Ibn ’Arabi erlebt nun, wie aus dem Schatten der Mauer eine weibliche Gestalt hervortritt. Es ist Sophia, die göttliche Weisheit. Sie entspricht der Rota der Brüder des Rosenkreuzes. Hand in Hand mit Sophia betritt er den inneren Tempel. Die Mauer wird durchlässig, sie erweist sich als lebendig: der Tempel ist das eigene Herz. Sophia wandelt sich zur unsterblichen Gefährtin. Sie ist ein Bild der Geistseele des Menschen und damit Abgesandte des göttlichen inneren Pols, des göttlichen Namens.[4]

Das Ewige verkörpern

Die Brüder des Rosenkreuzes finden den unsterblichen Körper des Christian Rosenkreuz „im vollen Ornat“. Sein Grabgewölbe hat sieben Seiten. Das ist ein Hinweis auf die Universalität des Christian Rosenkreuz. Die Brüder müssen einen Altar beiseite schieben, um zu dem unsterblichen Leib zu gelangen, der sich in einem noch tieferen Gewölbe befindet. Auf dem Altar stehen unter anderem die Worte:

„Dieses Kompendium des ganzen Alls habe ich mir in meinem Leben zu einem Grabe gemacht.“ Es geht um das Ganze und um seine Widerspiegelung im Individuum. In seiner Hand hält Christian Rosenkreuz das Buch T, das Buch Theos, das Buch der Unsterblichkeit.

Der Mythos des Christian Rosenkreuz handelt vom Allumfassenden. Darauf weist auch das Bild der Reise um das Mittelmeer hin. Um das Mittelmeer herum waren alle Kulturen und Religionen vertreten. Die Reise gleicht einem Mandala, in dem alles zusammengeführt wird.

Sowohl die Brüder des Rosenkreuzes als auch Ibn ’Arabi haben es vermocht, das innerste Heiligtum zu betreten, den seelischen Tempel in ihrem Mikrokosmos. In ihm (und damit zugleich in den geistig-seelischen Welten) ruht das höchste Selbst des Menschen, die Ursache und der geistige Grund seines Daseins. Er wird ihnen zum Begleiter. Sie haben den Sinn ihres Lebens gefunden. Bei all ihrem Tun wird es nun darum gehen, Ihn, den Anderen im eigenen Wesen, zu verwirklichen.

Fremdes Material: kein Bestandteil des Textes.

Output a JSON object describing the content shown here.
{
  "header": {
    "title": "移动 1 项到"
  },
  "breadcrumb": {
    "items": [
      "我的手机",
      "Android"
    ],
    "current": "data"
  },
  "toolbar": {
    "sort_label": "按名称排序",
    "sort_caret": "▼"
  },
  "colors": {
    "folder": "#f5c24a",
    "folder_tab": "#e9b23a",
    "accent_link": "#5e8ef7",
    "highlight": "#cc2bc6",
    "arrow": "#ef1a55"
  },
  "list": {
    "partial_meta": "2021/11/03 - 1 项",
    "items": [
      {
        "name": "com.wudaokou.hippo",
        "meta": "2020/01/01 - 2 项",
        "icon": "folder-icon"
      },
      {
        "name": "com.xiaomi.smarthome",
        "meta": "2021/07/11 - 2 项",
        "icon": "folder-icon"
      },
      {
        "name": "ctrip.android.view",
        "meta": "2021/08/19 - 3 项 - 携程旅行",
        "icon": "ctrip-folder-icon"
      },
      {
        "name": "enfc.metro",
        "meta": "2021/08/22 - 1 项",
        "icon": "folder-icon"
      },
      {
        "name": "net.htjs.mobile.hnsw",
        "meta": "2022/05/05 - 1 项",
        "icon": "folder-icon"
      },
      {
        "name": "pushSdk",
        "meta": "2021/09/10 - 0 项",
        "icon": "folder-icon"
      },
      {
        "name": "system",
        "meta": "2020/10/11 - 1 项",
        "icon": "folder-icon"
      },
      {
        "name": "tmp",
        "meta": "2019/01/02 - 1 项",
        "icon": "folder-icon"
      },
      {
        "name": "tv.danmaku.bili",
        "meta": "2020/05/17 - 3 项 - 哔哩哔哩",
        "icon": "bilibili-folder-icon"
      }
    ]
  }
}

So wenden sie sich wieder der Welt zu und dienen allen, die auf der Suche sind.

 


[1]  Vgl. Henry Corbin, L’imagination créatrice dans le soufisme d’Ibn’Arabi, Paris 1958, S. 278, 170, 199, 207, 260, (Englische Übersetzung: Creative Imagination in the Sufism of Ibn’Arabi, Princeton 1981, p. 267, 154, 184, 193, 148); Titus Burckhardt, Vom Sufitum, München 1953, S. 63 ff.

[2]  Sie wurde anonym veröffentlicht und stammte von einem Freundeskreis in Tübingen um Tobias Hess und Valentin Andreae. Eine Neuherausgabe erschien 1998 beim Rozekruis Pers in Haarlem, NL.

[3]  Ibn ’Arabi, Urwolke und Welt, Mystische Texte des Größten Meisters, herausgegeben von Alma Giese, München 2002, S. 338; Titus Burckhardt, a.a.O., S. 73

[4]  Henry Corbin, L’imagination créatrice, S. 289 f. (Englische Übersetzung: S. 278 f.)